Hamsi bu yıl bol olacak ama hava koşullarına bağlı. Küresel ısınma burada da çıkıyor karşımıza. Deniz suyu ısınınca oksijen seviyesidüşüyor. Bazı türler derinlere kaçıyor bazıları kıyıya yaklaşıyor. Aşırı avlanma da döngüyü bozuyor. Peki, ne yapsak da balığımızı korusak
Balıkçılar için heyecanlı bekleyiş sona erdi ve balık av sezonu açıldı. İlk gelen bilgi, bu yıl hamsi ve istavritte bolluk yaşanacağı yönünde ama son veriler, özellikle Karadeniz'in simgesi hamsi için alarm çanlarının daha da yüksekten çaldığını gösteriyor. Palamut ve istavrit gibi diğer türlerin stoklarında da benzer dalgalanmalar var. Ancak mesele sadece bir balık türü değil mesele denizin dengesi!
FAO verilerine göre, dünya genelindeki deniz balık stoklarının yüzde 34.2'si artık sürdürülebilir sınırların üzerinde avlanıyor. Karadeniz'in Türkiye tarafı da bu tablonun dışında değil. Özellikle hamsi ve istavritte yüksek balıkçılık ölüm oranları dikkati çekiyor. Hamsi için bu oran 2008-2022 arasında 0.69 olarak tahmin ediliyor. Bu, stokun kendini yenileme hızından fazla bir tüketim anlamına geliyor. TÜİK verileri de bunu destekliyor: Hamsi avı 2019'da 262 bin tonken 2024'te 153 bin tona geriledi. Hamsi küçülüyor, erken göç ediyor ve daha az kıyıya uğruyor. Bu, yalnızca balıkçıların değil; sofraların da meselesi.
ASPIC modellemesine göre, Karadeniz'in hamsi taşıma kapasitesi 1.2 milyon ton. Ancak bu stokun kendini sürdürebilmesi için denizde en az 610 bin tonluk bir hamsi kitlesi olması gerekiyor. Bilimsel bir çalışmaya göre, 2022 yılındaki stok tahmini 399 bin tondu.
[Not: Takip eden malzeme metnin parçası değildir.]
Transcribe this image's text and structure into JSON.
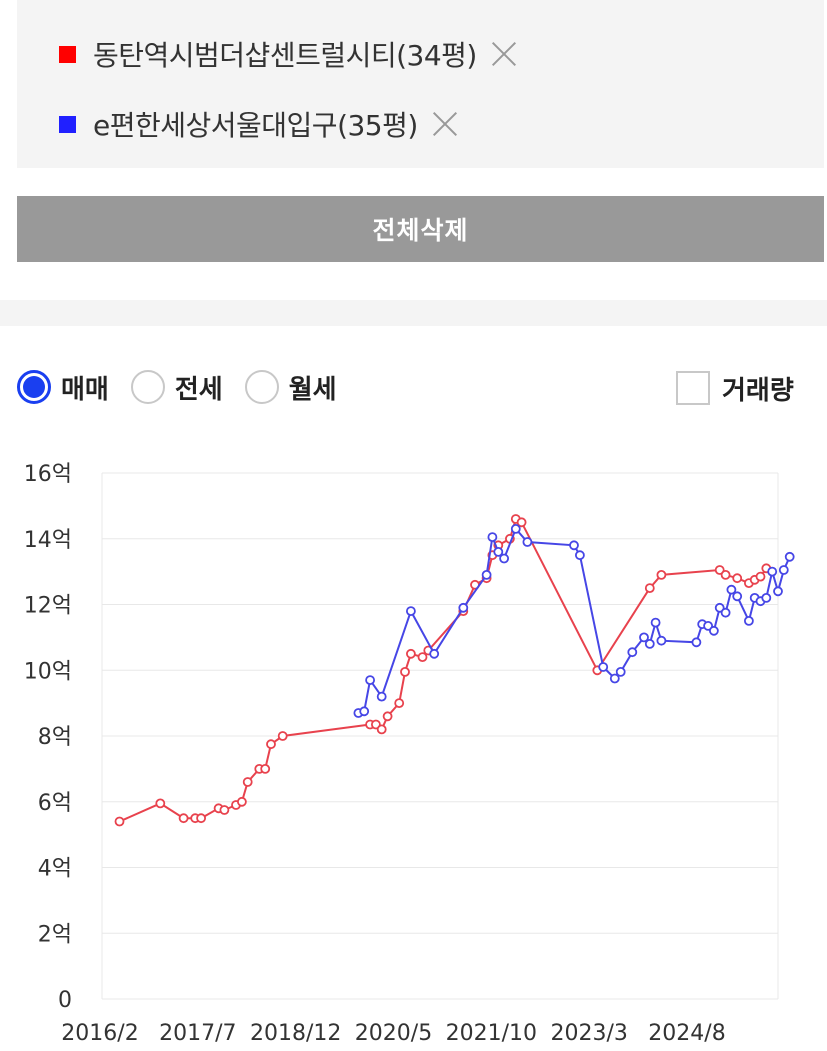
{
  "compare_list": {
    "items": [
      {
        "name": "동탄역시범더샵센트럴시티(34평)",
        "color": "#ff0000"
      },
      {
        "name": "e편한세상서울대입구(35평)",
        "color": "#2020ff"
      }
    ],
    "delete_all_label": "전체삭제"
  },
  "filters": {
    "trade_types": [
      {
        "label": "매매",
        "checked": true
      },
      {
        "label": "전세",
        "checked": false
      },
      {
        "label": "월세",
        "checked": false
      }
    ],
    "volume_label": "거래량",
    "volume_checked": false
  },
  "chart_data": {
    "type": "line",
    "y_ticks": [
      "0",
      "2억",
      "4억",
      "6억",
      "8억",
      "10억",
      "12억",
      "14억",
      "16억"
    ],
    "ylim": [
      0,
      16
    ],
    "x_ticks": [
      "2016/2",
      "2017/7",
      "2018/12",
      "2020/5",
      "2021/10",
      "2023/3",
      "2024/8"
    ],
    "xlim": [
      "2015-11",
      "2025-07"
    ],
    "grid": true,
    "series": [
      {
        "name": "동탄역시범더샵센트럴시티(34평)",
        "color": "#e8424d",
        "points": [
          [
            "2016-02",
            5.4
          ],
          [
            "2016-09",
            5.95
          ],
          [
            "2017-01",
            5.5
          ],
          [
            "2017-03",
            5.5
          ],
          [
            "2017-04",
            5.5
          ],
          [
            "2017-07",
            5.8
          ],
          [
            "2017-08",
            5.75
          ],
          [
            "2017-10",
            5.9
          ],
          [
            "2017-11",
            6.0
          ],
          [
            "2017-12",
            6.6
          ],
          [
            "2018-02",
            7.0
          ],
          [
            "2018-03",
            7.0
          ],
          [
            "2018-04",
            7.75
          ],
          [
            "2018-06",
            8.0
          ],
          [
            "2019-09",
            8.35
          ],
          [
            "2019-10",
            8.35
          ],
          [
            "2019-11",
            8.2
          ],
          [
            "2019-12",
            8.6
          ],
          [
            "2020-02",
            9.0
          ],
          [
            "2020-03",
            9.95
          ],
          [
            "2020-04",
            10.5
          ],
          [
            "2020-06",
            10.4
          ],
          [
            "2020-07",
            10.6
          ],
          [
            "2021-01",
            11.8
          ],
          [
            "2021-03",
            12.6
          ],
          [
            "2021-05",
            12.8
          ],
          [
            "2021-06",
            13.5
          ],
          [
            "2021-07",
            13.8
          ],
          [
            "2021-09",
            14.0
          ],
          [
            "2021-10",
            14.6
          ],
          [
            "2021-11",
            14.5
          ],
          [
            "2022-12",
            10.0
          ],
          [
            "2023-09",
            12.5
          ],
          [
            "2023-11",
            12.9
          ],
          [
            "2024-09",
            13.05
          ],
          [
            "2024-10",
            12.9
          ],
          [
            "2024-12",
            12.8
          ],
          [
            "2025-02",
            12.65
          ],
          [
            "2025-03",
            12.75
          ],
          [
            "2025-04",
            12.85
          ],
          [
            "2025-05",
            13.1
          ]
        ]
      },
      {
        "name": "e편한세상서울대입구(35평)",
        "color": "#4646e6",
        "points": [
          [
            "2019-07",
            8.7
          ],
          [
            "2019-08",
            8.75
          ],
          [
            "2019-09",
            9.7
          ],
          [
            "2019-11",
            9.2
          ],
          [
            "2020-04",
            11.8
          ],
          [
            "2020-08",
            10.5
          ],
          [
            "2021-01",
            11.9
          ],
          [
            "2021-05",
            12.9
          ],
          [
            "2021-06",
            14.05
          ],
          [
            "2021-07",
            13.6
          ],
          [
            "2021-08",
            13.4
          ],
          [
            "2021-10",
            14.3
          ],
          [
            "2021-12",
            13.9
          ],
          [
            "2022-08",
            13.8
          ],
          [
            "2022-09",
            13.5
          ],
          [
            "2023-01",
            10.1
          ],
          [
            "2023-03",
            9.75
          ],
          [
            "2023-04",
            9.95
          ],
          [
            "2023-06",
            10.55
          ],
          [
            "2023-08",
            11.0
          ],
          [
            "2023-09",
            10.8
          ],
          [
            "2023-10",
            11.45
          ],
          [
            "2023-11",
            10.9
          ],
          [
            "2024-05",
            10.85
          ],
          [
            "2024-06",
            11.4
          ],
          [
            "2024-07",
            11.35
          ],
          [
            "2024-08",
            11.2
          ],
          [
            "2024-09",
            11.9
          ],
          [
            "2024-10",
            11.75
          ],
          [
            "2024-11",
            12.45
          ],
          [
            "2024-12",
            12.25
          ],
          [
            "2025-02",
            11.5
          ],
          [
            "2025-03",
            12.2
          ],
          [
            "2025-04",
            12.1
          ],
          [
            "2025-05",
            12.2
          ],
          [
            "2025-06",
            13.0
          ],
          [
            "2025-07",
            12.4
          ],
          [
            "2025-08",
            13.05
          ],
          [
            "2025-09",
            13.45
          ]
        ]
      }
    ]
  }
}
Yani denizde yüzde 35 daha az hamsi var.(1)
Beklentiler yüksek ama
Tabii bu sene hamside av beklentisi yüksek. Sinop-Kastamonu Su Ürünleri Birliği Başkanı Turhan Öztürk, Tarım ve Orman Bakanlığı'nın belirlediği 400 bin tonluk av kotasına yaklaşılabileceğini belirtiyor. Karadeniz Bölgesi'nde bu yıl palamudun az olduğunu aktaran Öztürk, "Ama bu yıl denizde istavrit, lüfer ve çinekop var.
Hamsiyle ilgili ilk gelen veriler, hamsinin bol olacağı yönünde. Tabii hava şartlarına da bağlı" diyor. Öztürk'ün "hava şartları" diye açtığı parantez, küresel ısınmanın denizlerde yarattığı değişimle ilgili. Karadeniz'de deniz soğukluğu sıklığı artmaya başlamış. Ve bu durumun denizdeki dengeyi değiştirerek, balıklarda şok etkisi yarattığını anlatıyor Öztürk.
İklim krizi balığın yönünü şaşırttı
Benzer bir uyarı geçtiğimiz günlerde Prof. Dr. Meriç Albay'dan da geldi. Bu yılın temmuz ayının Türkiye'de son 55 yılın en sıcak ayı olarak kayıtlara geçtiğine vurgu yapan Albay, denizlerin alt katmanlarında da olumsuz değişimler yaşandığına dikkati çekti. Deniz suyu sıcaklıklarının 30 dereceyi aşmasıyla oksijen seviyeleri düşüyor. Bazı türler derin sulara çekilirken, bazıları kıyıya yaklaşmak zorunda kalıyor. WWF-Türkiye'nin verilerine göre, Marmara'da artan köpekbalığı ve vatoz gözlemleri de bu değişimin bir yansıması. Çünkü artık derinler oksijensiz.